As I previously blogged about the “Problems with Server Side SAN” – all HyperConverged products on the market today use replication between nodes to provide protection from one or two faults. 3-way Replication (3-way replica is the original data plus two full replicas allowing 2 faults without data loss or disruption) provides a fault tolerance level of two and is recommended when using commodity hardware components that do not have redundancy built into the individual systems. Yes, all vendors allow you to use a replication factor of just one – but this is living close to the edge. There is widespread research based on component failure rates of commodity hardware by companies such as Google and Amazon that strongly recommend a replication factor of 2.
The pioneering of the 3-way replica was really done by Google with the Google File System.
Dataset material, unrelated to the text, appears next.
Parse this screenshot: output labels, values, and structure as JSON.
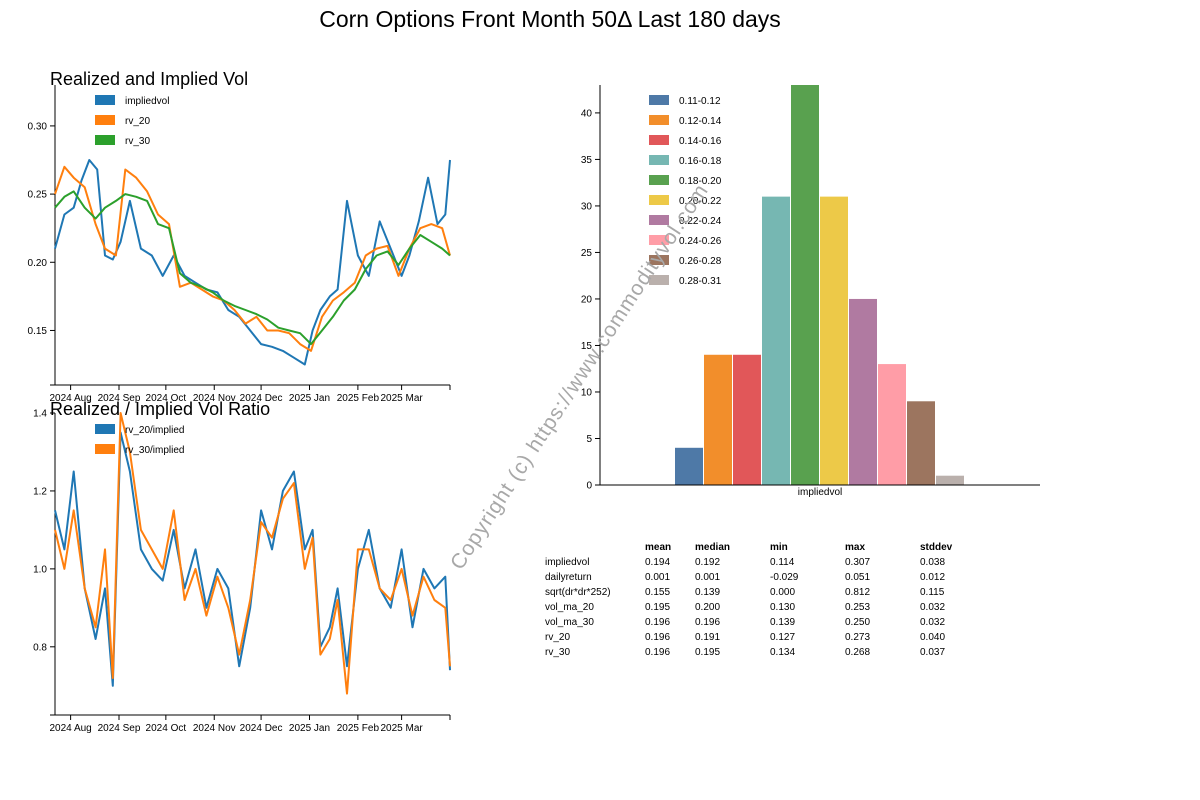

Google search is 99.999999 read only. They write indexes once every night and read them billions of times a day. Having replicas of indexes spread across multiple nodes allows more parallel searches. Leveraging cheap capacity to do so seems like a very smart thing to do here. Google has scaled to be one of the largest infrastructures every created. So if it works for Google – why not you. Or so goes the story from vendors selling this architecture.
Well – there’s a number of reasons.
First – to state the obvious – not many enterprises, of any size, have workloads that resemble Google.
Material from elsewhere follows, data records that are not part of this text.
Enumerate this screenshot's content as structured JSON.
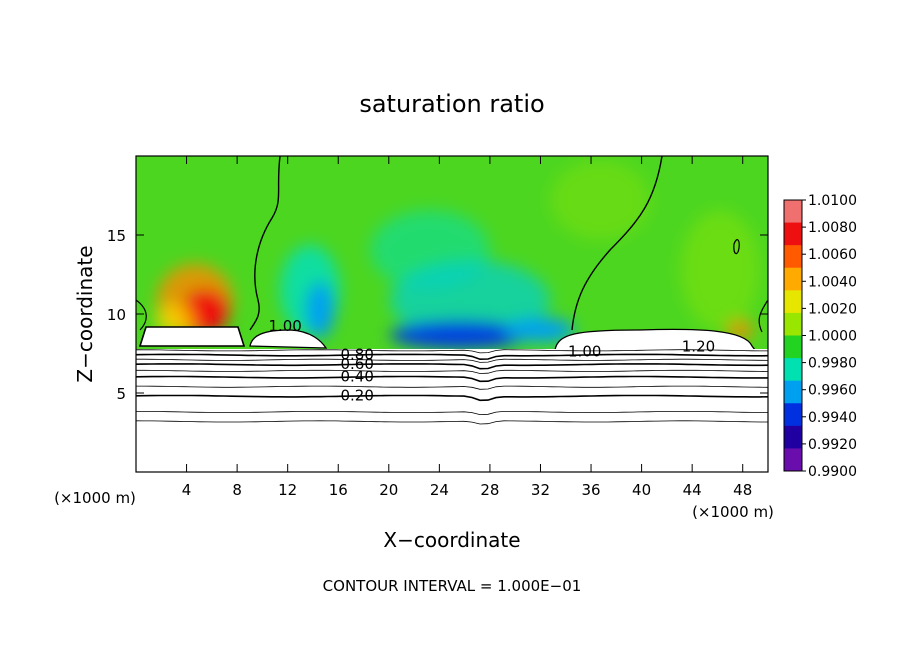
{
  "chart_data": {
    "type": "contour",
    "title": "saturation ratio",
    "xlabel": "X−coordinate",
    "ylabel": "Z−coordinate",
    "x_unit": "(×1000 m)",
    "y_unit": "(×1000 m)",
    "xlim": [
      0,
      50
    ],
    "ylim": [
      0,
      20
    ],
    "x_ticks": [
      4,
      8,
      12,
      16,
      20,
      24,
      28,
      32,
      36,
      40,
      44,
      48
    ],
    "y_ticks": [
      5,
      10,
      15
    ],
    "footer": "CONTOUR INTERVAL = 1.000E−01",
    "colorbar": {
      "levels": [
        "1.0100",
        "1.0080",
        "1.0060",
        "1.0040",
        "1.0020",
        "1.0000",
        "0.9980",
        "0.9960",
        "0.9940",
        "0.9920",
        "0.9900"
      ],
      "colors": [
        "#f07070",
        "#ee1010",
        "#ff5a00",
        "#ffaa00",
        "#e6e600",
        "#99e600",
        "#22d322",
        "#00e0b0",
        "#00a0f0",
        "#0030e0",
        "#2000a0",
        "#6a0dad"
      ]
    },
    "contour_labels": [
      {
        "text": "1.00",
        "x": 11.8,
        "y": 9.3
      },
      {
        "text": "0.80",
        "x": 17.5,
        "y": 7.5
      },
      {
        "text": "0.60",
        "x": 17.5,
        "y": 6.9
      },
      {
        "text": "0.40",
        "x": 17.5,
        "y": 6.1
      },
      {
        "text": "0.20",
        "x": 17.5,
        "y": 4.9
      },
      {
        "text": "1.00",
        "x": 35.5,
        "y": 7.7
      },
      {
        "text": "1.20",
        "x": 44.5,
        "y": 8.0
      }
    ],
    "contour_lines": [
      {
        "level": "0.20",
        "z": 4.8
      },
      {
        "level": "0.40",
        "z": 6.0
      },
      {
        "level": "0.60",
        "z": 6.8
      },
      {
        "level": "0.80",
        "z": 7.4
      }
    ]
  }
}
Second – the concept of replication is founded on the principle that “capacity is cheap”. This makes a certain amount of sense when you’re talking about spinning disk. But Flash storage breaks this paradigm fully. Depending on the Flash – the difference can be upwards of 50X the cost of “cheap capacity”. With a 3-way replica – you are literally burning 2/3rds (66%) of one of the most expensive resources in the infrastructure. Worse, not only is it an extraordinary waste of a very expensive resource – but Flash also wears out with the number of writes. Now with this 3-way replication model, each write I/O is amplified 3X. This costs CPU cycles, network traffic and most importantly wears the Flash resource 3X faster. The result is you either pay up now by under-provisioning flash to account for the write amplification or pay later by replacing Flash that wore out long before its sell-by date. So not only do you throw away 66% of that Flash – you need to replace it even faster than you thought you would.
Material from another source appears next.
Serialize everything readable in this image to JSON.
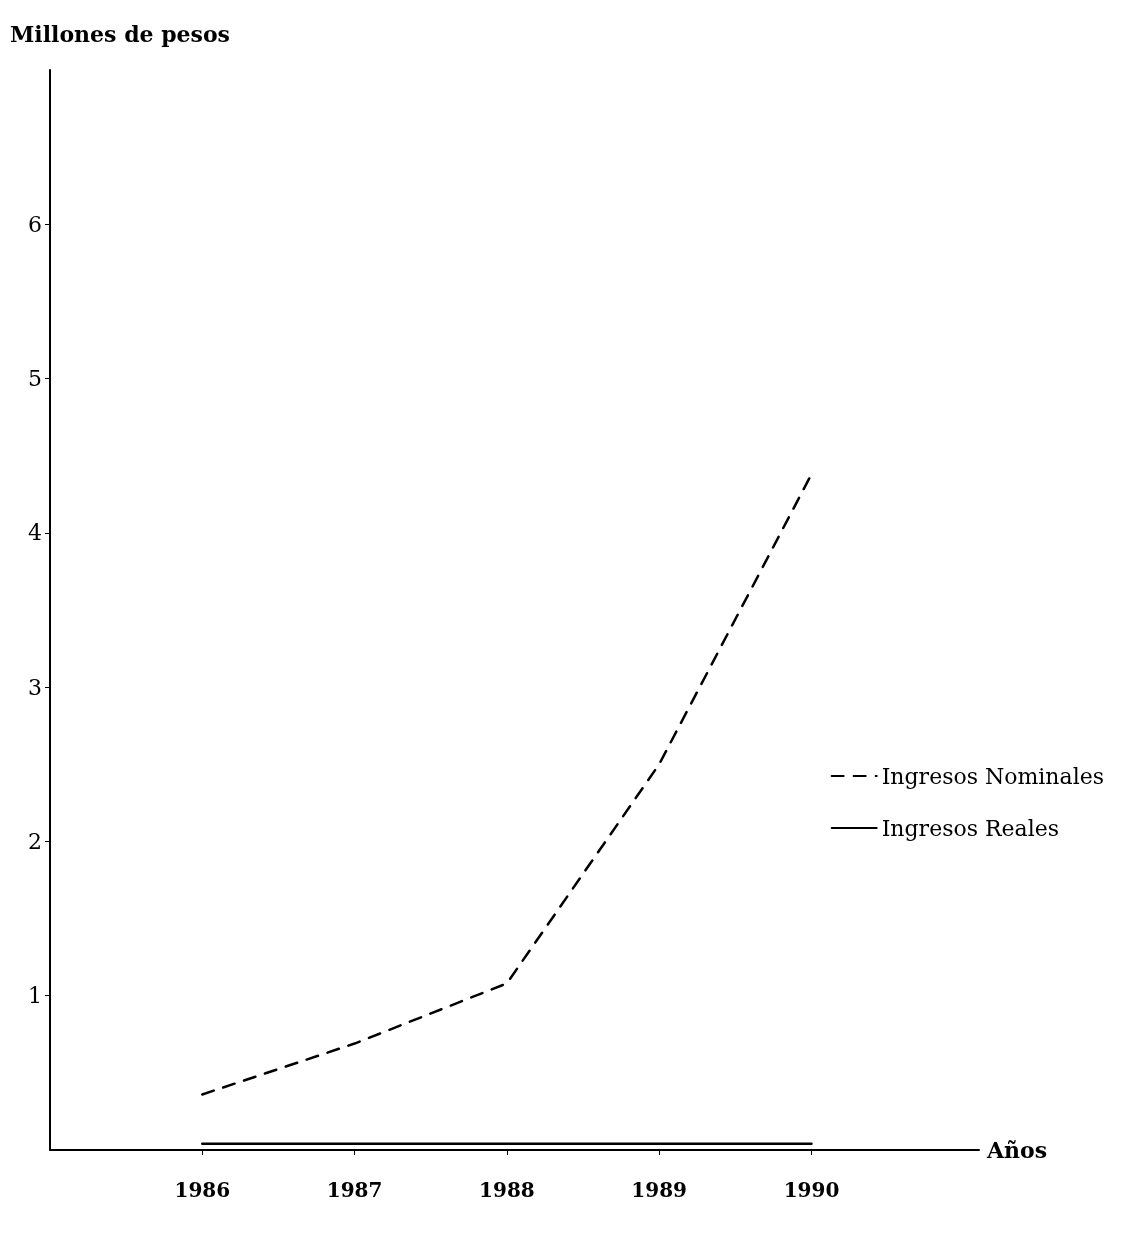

Third – When replication is used in the context of Hyper-Converged Infrastructures, the costs literally explode. Again, the cost of replication when using “cheap capacity” may not be material. But when you replace cheap capacity with very expensive Flash – it’s a very different economic equation. While that is bad enough on its on – consider now with Hyper-Converged what is being replicated. With Hyper-Converged Infrastructure (all layers of infrastructure converged into a single component) – you are literally replicating the entire infrastructure stack 3X. Storage – Network – Compute and a full stack of software licenses on every one of these nodes. Replicas based on “cheap capacity” can make sense. Replicating your entire infrastructure 3X makes no sense – it is an extraordinary cost and excessive waste.
So why not switch to Erasure Encoding like Gridstore and eliminate the replicas? This concept, how and where data is placed is the foundation of the architecture. Every element in the system relies on this concept – it is the data path, it is the inter-node protocol, it is every corner case that needs to be turned into code. Foundational architectural principles are bet the farm decisions – once committed to a path are almost impossible to undo unless you have the time and resource to start again.